Der Supalife Kiosk in Prenzlauer Berg versteht sich als Plattform für die Kunst- und Siebdruckszene. Der Freiraum feierte nun sein 20-jähriges Jubiläum.

Das Sieb kommt nicht aus der Mode: Supalife-Mitbegründerin Gabriele Zygor Foto: Andreas Hergeth

Berlin taz | Mist. Das Bild des Monats ist schon längst ausverkauft, man hätte online viel schneller zuschlagen sollen. Aber es gab ja lediglich 20 nummerierte und signierte Exemplare. „Tulpe“ zeigt eben diese Frühlingsblume in einer 1970er-Jahre-mäßigen Blumenvase mit viel Dekor, es handelt sich um einen Schablonendruck in drei Farben von Martin Krusche.

Hier im Supalife Kiosk findet man viele handgedruckte, nummerierte und signierte Siebdruckarbeiten in einer Preispanne von 40 bis 400 Euro. Ideale Weihnachtsgeschenke.

Krusche lebt und arbeitet seit 2003 in Berlin. Er mag es „oldschool“ und arbeitet am liebsten analog mit Stift, Tinte, Pinsel und Papier. Er zeichnet, malt, klebt, sprüht, druckt. Krusches Arbeiten entstehen in Kleinstauflagen und sind von der Vorlage bis zum Druck selbst gemacht. Damit passen sie gut zum Supalife Kiosk, der am vergangenen Wochenende ausgiebig sein 20-jähriges Jubiläum feierte.

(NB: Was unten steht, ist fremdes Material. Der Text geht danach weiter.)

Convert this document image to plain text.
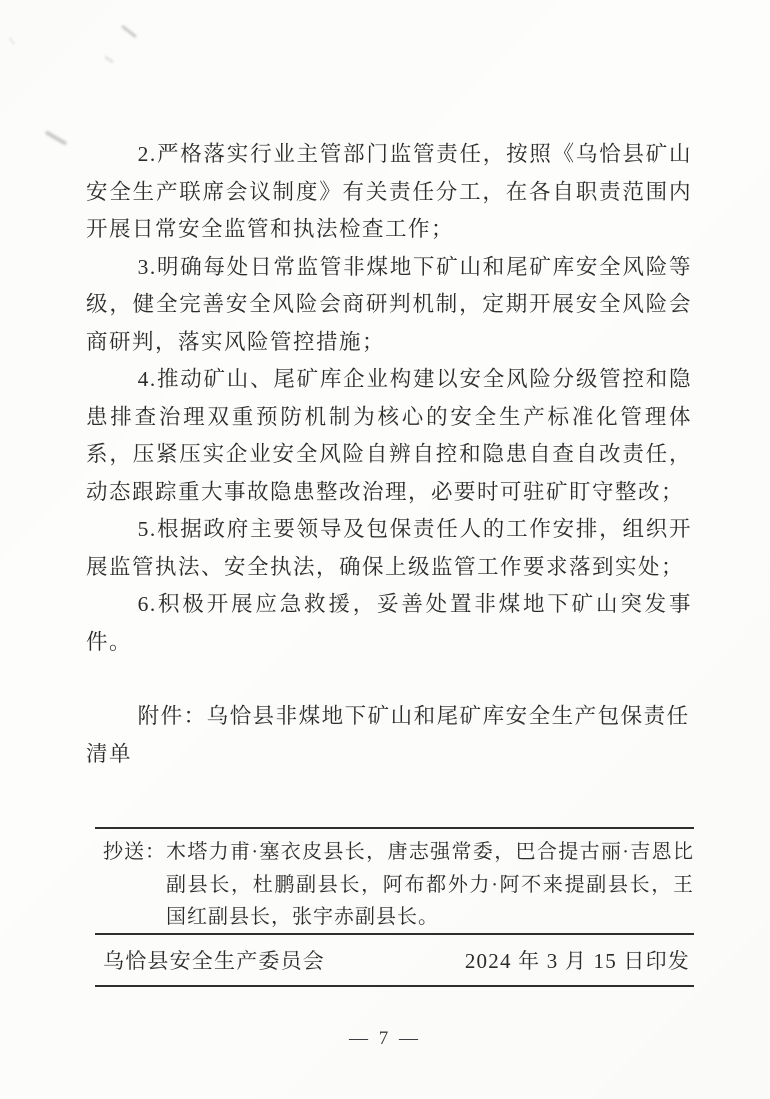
2.严格落实行业主管部门监管责任，按照《乌恰县矿山安全生产联席会议制度》有关责任分工，在各自职责范围内开展日常安全监管和执法检查工作；

3.明确每处日常监管非煤地下矿山和尾矿库安全风险等级，健全完善安全风险会商研判机制，定期开展安全风险会商研判，落实风险管控措施；

4.推动矿山、尾矿库企业构建以安全风险分级管控和隐患排查治理双重预防机制为核心的安全生产标准化管理体系，压紧压实企业安全风险自辨自控和隐患自查自改责任，动态跟踪重大事故隐患整改治理，必要时可驻矿盯守整改；

5.根据政府主要领导及包保责任人的工作安排，组织开展监管执法、安全执法，确保上级监管工作要求落到实处；

6.积极开展应急救援，妥善处置非煤地下矿山突发事件。

附件：乌恰县非煤地下矿山和尾矿库安全生产包保责任清单

抄送： 木塔力甫·塞衣皮县长，唐志强常委，巴合提古丽·吉恩比副县长，杜鹏副县长，阿布都外力·阿不来提副县长，王国红副县长，张宇赤副县长。
乌恰县安全生产委员会	2024 年 3 月 15 日印发
— 7 —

Der Supalife Kiosk in der Raumerstraße 40, mitten in Prenzlauer Berg nahe dem Helmholtzplatz gelegen, präsentiert seit 2004 Künst­le­r:in­nen aus den Bereichen Urban Art, Grafikdesign, Illustration und Comic. Der Laden versteht sich als Galerie und Plattform für die Berliner Grafik-, Illustrations- und Siebdruckszene und dient als Schnittstelle zu einem kunstinteressierten, internationalen Publikum. Es gibt sechs bis acht Ausstellungen pro Jahr, allesamt ehrenamtlich organisiert. Der Kiosk bietet regelmäßig Siebdruck- und Holzschnittworkshops an.

Eine neue Edition zum Jubiläum

Am Samstagabend wurde die Jubiläumsausstellung eröffnet, im hinteren Raum gibt es eine „bunte Wand“ mit einigen Arbeiten aus den Editionen der letzten Jahre zu sehen. Nicht alle, dafür ist nicht genug Platz. Es dürften 40 oder 50 Künst­le­r:in­nen sein, die sich in all den Jahren an den Editionen beteiligten. So genau weiß das niemand. „Wir müssten erst nachzählen“, sagt Supalife-Mitbegründerin Gabriele Zygor.

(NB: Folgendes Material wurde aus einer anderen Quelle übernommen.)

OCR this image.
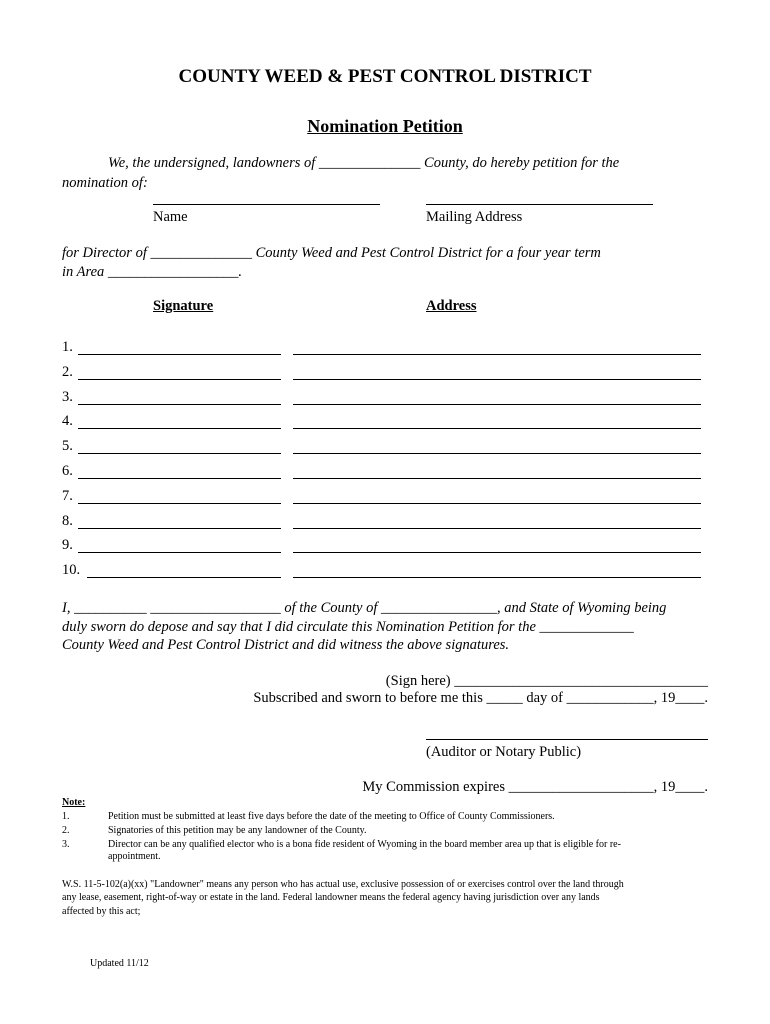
COUNTY WEED & PEST CONTROL DISTRICT
Nomination Petition
We, the undersigned, landowners of ______________ County, do hereby petition for the
nomination of:
Name	Mailing Address
for Director of ______________ County Weed and Pest Control District for a four year term
in Area __________________.
Signature	Address
1.
2.
3.
4.
5.
6.
7.
8.
9.
10.
I, __________ __________________ of the County of ________________, and State of Wyoming being
duly sworn do depose and say that I did circulate this Nomination Petition for the _____________
County Weed and Pest Control District and did witness the above signatures.
(Sign here) ___________________________________
Subscribed and sworn to before me this _____ day of ____________, 19____.
(Auditor or Notary Public)
My Commission expires ____________________, 19____.
Note:
1.	Petition must be submitted at least five days before the date of the meeting to Office of County Commissioners.
2.	Signatories of this petition may be any landowner of the County.
3.	Director can be any qualified elector who is a bona fide resident of Wyoming in the board member area up that is eligible for re-
appointment.
W.S. 11-5-102(a)(xx) "Landowner" means any person who has actual use, exclusive possession of or exercises control over the land through
any lease, easement, right-of-way or estate in the land. Federal landowner means the federal agency having jurisdiction over any lands
affected by this act;
Updated 11/12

Bis Anfang des neuen Jahres sind die Arbeiten zu sehen. Darunter auch drei Arbeiten von Streetartist EVOL, der mit seinen Stencils (Schablonenkunst) von Plattenbauten in Ostberlin international bekannt wurde.

Seit Samstag ist auch die neue Supalife-Edition zu sehen: Zum Jubiläum wurden Künst­le­r:in­nen gebeten, das Äußere des Supalife Kiosk, also die Ladenfront, abzubilden.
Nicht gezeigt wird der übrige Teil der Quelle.